Love Language

Developed by Dr. Gary Chapman

Dr Gary Chapman writes about the importance of being able to express love to your significant other in a way that they can understand and value. He calls this type of communicating using the five love languages.

Chapman’s Five Emotional Love Languages are:

  • Words of Affirmation

This is when you say how nice your significant other looks or how great the dinner tasted. These words will also build your mate’s self-image and confidence.

  • Quality Time

Some people believe that being together, doing things together, and focusing on one another is the best way to show love. If this is your partner’s love language, turn off the TV now and then and give one another some undivided attention.

  • Gifts

It is universal in human cultures to give gifts. They don’t have to be expensive to send a powerful message of love. People who forget a birthday or anniversary or who never give gifts to someone who truly enjoys gift giving will find themselves with a person who feels neglected and unloved.

  • Acts of Service

Discovering how you can best do something for your significant other will require time and creativity. These acts of service like vacuuming, hanging a bird feeder, planting a garden, etc., need to be done with joy in order to be perceived as a gift of love.

  • Physical Touch

Sometimes just stroking their significant other’s back, holding hands, or a peck on the cheek will fulfill this need.
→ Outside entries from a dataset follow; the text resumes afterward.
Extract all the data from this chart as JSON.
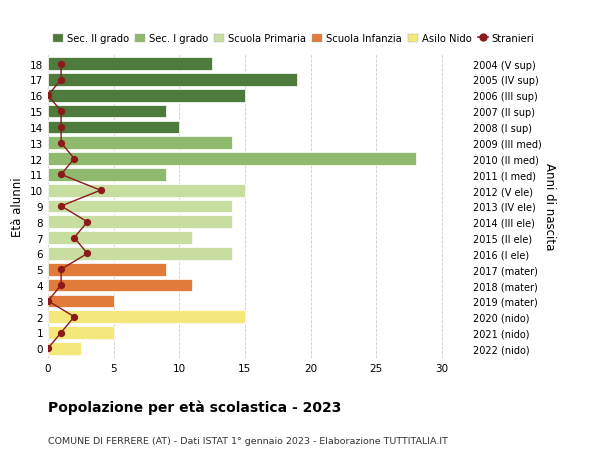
{
  "ages": [
    0,
    1,
    2,
    3,
    4,
    5,
    6,
    7,
    8,
    9,
    10,
    11,
    12,
    13,
    14,
    15,
    16,
    17,
    18
  ],
  "right_labels": [
    "2022 (nido)",
    "2021 (nido)",
    "2020 (nido)",
    "2019 (mater)",
    "2018 (mater)",
    "2017 (mater)",
    "2016 (I ele)",
    "2015 (II ele)",
    "2014 (III ele)",
    "2013 (IV ele)",
    "2012 (V ele)",
    "2011 (I med)",
    "2010 (II med)",
    "2009 (III med)",
    "2008 (I sup)",
    "2007 (II sup)",
    "2006 (III sup)",
    "2005 (IV sup)",
    "2004 (V sup)"
  ],
  "bar_values": [
    2.5,
    5,
    15,
    5,
    11,
    9,
    14,
    11,
    14,
    14,
    15,
    9,
    28,
    14,
    10,
    9,
    15,
    19,
    12.5
  ],
  "bar_colors": [
    "#f5e87a",
    "#f5e87a",
    "#f5e87a",
    "#e07b39",
    "#e07b39",
    "#e07b39",
    "#c8dda0",
    "#c8dda0",
    "#c8dda0",
    "#c8dda0",
    "#c8dda0",
    "#8fba6e",
    "#8fba6e",
    "#8fba6e",
    "#4e7a3c",
    "#4e7a3c",
    "#4e7a3c",
    "#4e7a3c",
    "#4e7a3c"
  ],
  "stranieri_values": [
    0,
    1,
    2,
    0,
    1,
    1,
    3,
    2,
    3,
    1,
    4,
    1,
    2,
    1,
    1,
    1,
    0,
    1,
    1
  ],
  "title": "Popolazione per età scolastica - 2023",
  "subtitle": "COMUNE DI FERRERE (AT) - Dati ISTAT 1° gennaio 2023 - Elaborazione TUTTITALIA.IT",
  "ylabel": "Età alunni",
  "right_ylabel": "Anni di nascita",
  "xlim": [
    0,
    32
  ],
  "xticks": [
    0,
    5,
    10,
    15,
    20,
    25,
    30
  ],
  "legend_items": [
    {
      "label": "Sec. II grado",
      "color": "#4e7a3c"
    },
    {
      "label": "Sec. I grado",
      "color": "#8fba6e"
    },
    {
      "label": "Scuola Primaria",
      "color": "#c8dda0"
    },
    {
      "label": "Scuola Infanzia",
      "color": "#e07b39"
    },
    {
      "label": "Asilo Nido",
      "color": "#f5e87a"
    },
    {
      "label": "Stranieri",
      "color": "#8b1a1a"
    }
  ],
  "background_color": "#ffffff",
  "grid_color": "#cccccc"
}
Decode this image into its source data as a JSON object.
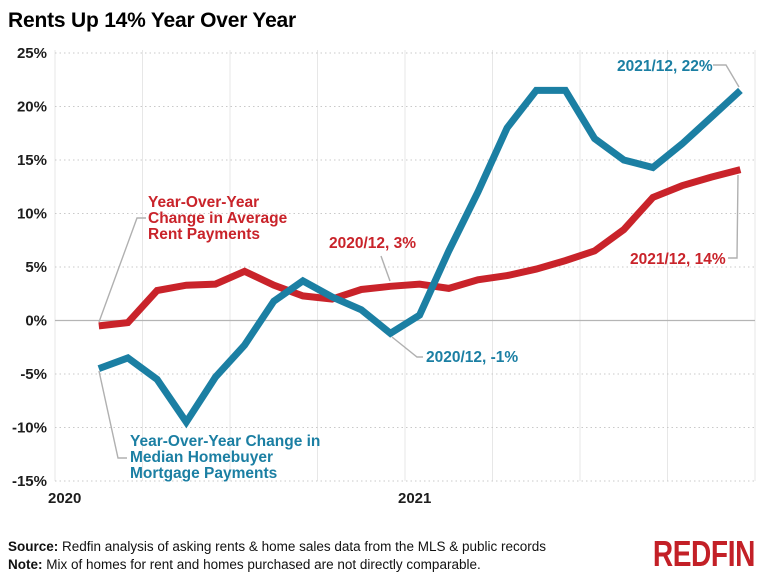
{
  "title": "Rents Up 14% Year Over Year",
  "footer": {
    "source_label": "Source:",
    "source_text": " Redfin analysis of asking rents & home sales data from the MLS & public records",
    "note_label": "Note:",
    "note_text": " Mix of homes for rent and homes purchased are not directly comparable.",
    "logo_text": "REDFIN"
  },
  "colors": {
    "rent": "#c9232a",
    "mortgage": "#1b7fa3",
    "leader": "#b0b0b0",
    "hgrid": "#c9c9c9",
    "vgrid": "#e7e7e7",
    "zero_line": "#b5b5b5",
    "logo_red": "#c32027"
  },
  "chart_data": {
    "type": "line",
    "x": [
      "2020/02",
      "2020/03",
      "2020/04",
      "2020/05",
      "2020/06",
      "2020/07",
      "2020/08",
      "2020/09",
      "2020/10",
      "2020/11",
      "2020/12",
      "2021/01",
      "2021/02",
      "2021/03",
      "2021/04",
      "2021/05",
      "2021/06",
      "2021/07",
      "2021/08",
      "2021/09",
      "2021/10",
      "2021/11",
      "2021/12"
    ],
    "series": [
      {
        "id": "rent",
        "name": "Year-Over-Year Change in Average Rent Payments",
        "color": "#c9232a",
        "values": [
          -0.5,
          -0.2,
          2.8,
          3.3,
          3.4,
          4.6,
          3.3,
          2.3,
          2.0,
          2.9,
          3.2,
          3.4,
          3.0,
          3.8,
          4.2,
          4.8,
          5.6,
          6.5,
          8.5,
          11.5,
          12.6,
          13.4,
          14.1
        ]
      },
      {
        "id": "mortgage",
        "name": "Year-Over-Year Change in Median Homebuyer Mortgage Payments",
        "color": "#1b7fa3",
        "values": [
          -4.5,
          -3.5,
          -5.5,
          -9.5,
          -5.3,
          -2.3,
          1.8,
          3.7,
          2.2,
          1.0,
          -1.2,
          0.5,
          6.5,
          12.0,
          18.0,
          21.5,
          21.5,
          17.0,
          15.0,
          14.3,
          16.5,
          19.0,
          21.5
        ]
      }
    ],
    "ylim": [
      -15,
      25
    ],
    "ytick_labels": [
      "25%",
      "20%",
      "15%",
      "10%",
      "5%",
      "0%",
      "-5%",
      "-10%",
      "-15%"
    ],
    "x_axis": {
      "total_months": 24,
      "first_point_month": 1,
      "point_offset": 0.5,
      "vgrid_every": 3,
      "ticks": [
        {
          "label": "2020",
          "month": 0
        },
        {
          "label": "2021",
          "month": 12
        }
      ]
    },
    "grid": {
      "horizontal": "dotted",
      "vertical": "solid",
      "zero_line": "solid"
    },
    "legend_position": "annotated-on-chart",
    "annotations": [
      {
        "id": "rent-series-label",
        "series": "rent",
        "lines": [
          "Year-Over-Year",
          "Change in Average",
          "Rent Payments"
        ]
      },
      {
        "id": "mortgage-series-label",
        "series": "mortgage",
        "lines": [
          "Year-Over-Year Change in",
          "Median Homebuyer",
          "Mortgage Payments"
        ]
      },
      {
        "id": "rent-2020-12",
        "series": "rent",
        "lines": [
          "2020/12, 3%"
        ]
      },
      {
        "id": "mortgage-2020-12",
        "series": "mortgage",
        "lines": [
          "2020/12, -1%"
        ]
      },
      {
        "id": "mortgage-2021-12",
        "series": "mortgage",
        "lines": [
          "2021/12, 22%"
        ]
      },
      {
        "id": "rent-2021-12",
        "series": "rent",
        "lines": [
          "2021/12, 14%"
        ]
      }
    ]
  }
}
How do I determine my own love language?

You can discover your own love language by asking yourself these questions:

  • How do I express love to others?
  • What do I complain about the most?
  • What do I request most often?

To help determine someone’s Language of Love use the following questions as a way of quickly zoning in on their primary language.

  • I feel especially loved when people express how grateful they are for me and for the simple, everyday things I do.

 

  • I feel especially loved when a person gives me undivided attention and spends time alone with me.

 

  • I feel especially loved by someone who brings me gifts and other tangible expressions of love.

 

  • I feel especially loved when someone pitches in to help me—perhaps, by running errands or taking on my household chores.

 

  • I feel especially loved when a person expresses feelings for me through physical contact.

 

What are Words of Affirmation?

  • Actions don’t always speak louder than words. If this is your love language, unsolicited compliments mean the world to you. Hearing the words I love you are important, hearing the reasons behind that love sends your spirits skyward. Insults can leave you shattered and are not easily forgotten.

 

What does Quality Time mean?

  • In the vernacular of quality time, nothing says I love you like full, undivided attention. Being there for this type of person is critical, but really being there—with the TV off, fork and knife down, and all chores and tasks on standby—makes your significant other feel truly special and loved. Distractions, postponed dates, or the failure to listen can be especially hurtful.

 

What does the Language of Gifts mean?

  • Don’t mistake this love language for materialism. The receiver of gifts thrives on the love, thoughtfulness, and effort behind the gift. If you speak this language, the perfect gift or gesture shows that you are known, you are cared for, and you are prized above whatever was sacrificed to bring the gift to you. A missed birthday, anniversary, or a hasty, thoughtless gift would be disastrous—so would the absence of everyday gestures.

 

What are Acts of Service?

  • Can vacuuming the floors really be an expression of love? Absolutely! Anything you do to ease the burden of responsibilities weighing on an Acts of Service person will speak volumes. The words he or she most wants to hear: “Let me do that for you.” Laziness, broken commitments, and making more work for them tell speakers of this language their feelings don’t matter.

 

What does the Language of Touch mean?

  • This language isn’t all about the bedroom. A person whose primary language is physical touch is, not surprisingly, very touchy. Hugs, pats on the back, holding hands, and thoughtful touches on the arm, shoulder, or face—they can all be ways to show excitement, concern, care, and love. Physical presence and accessibility are crucial, while neglect or abuse can be unforgivable and destructive.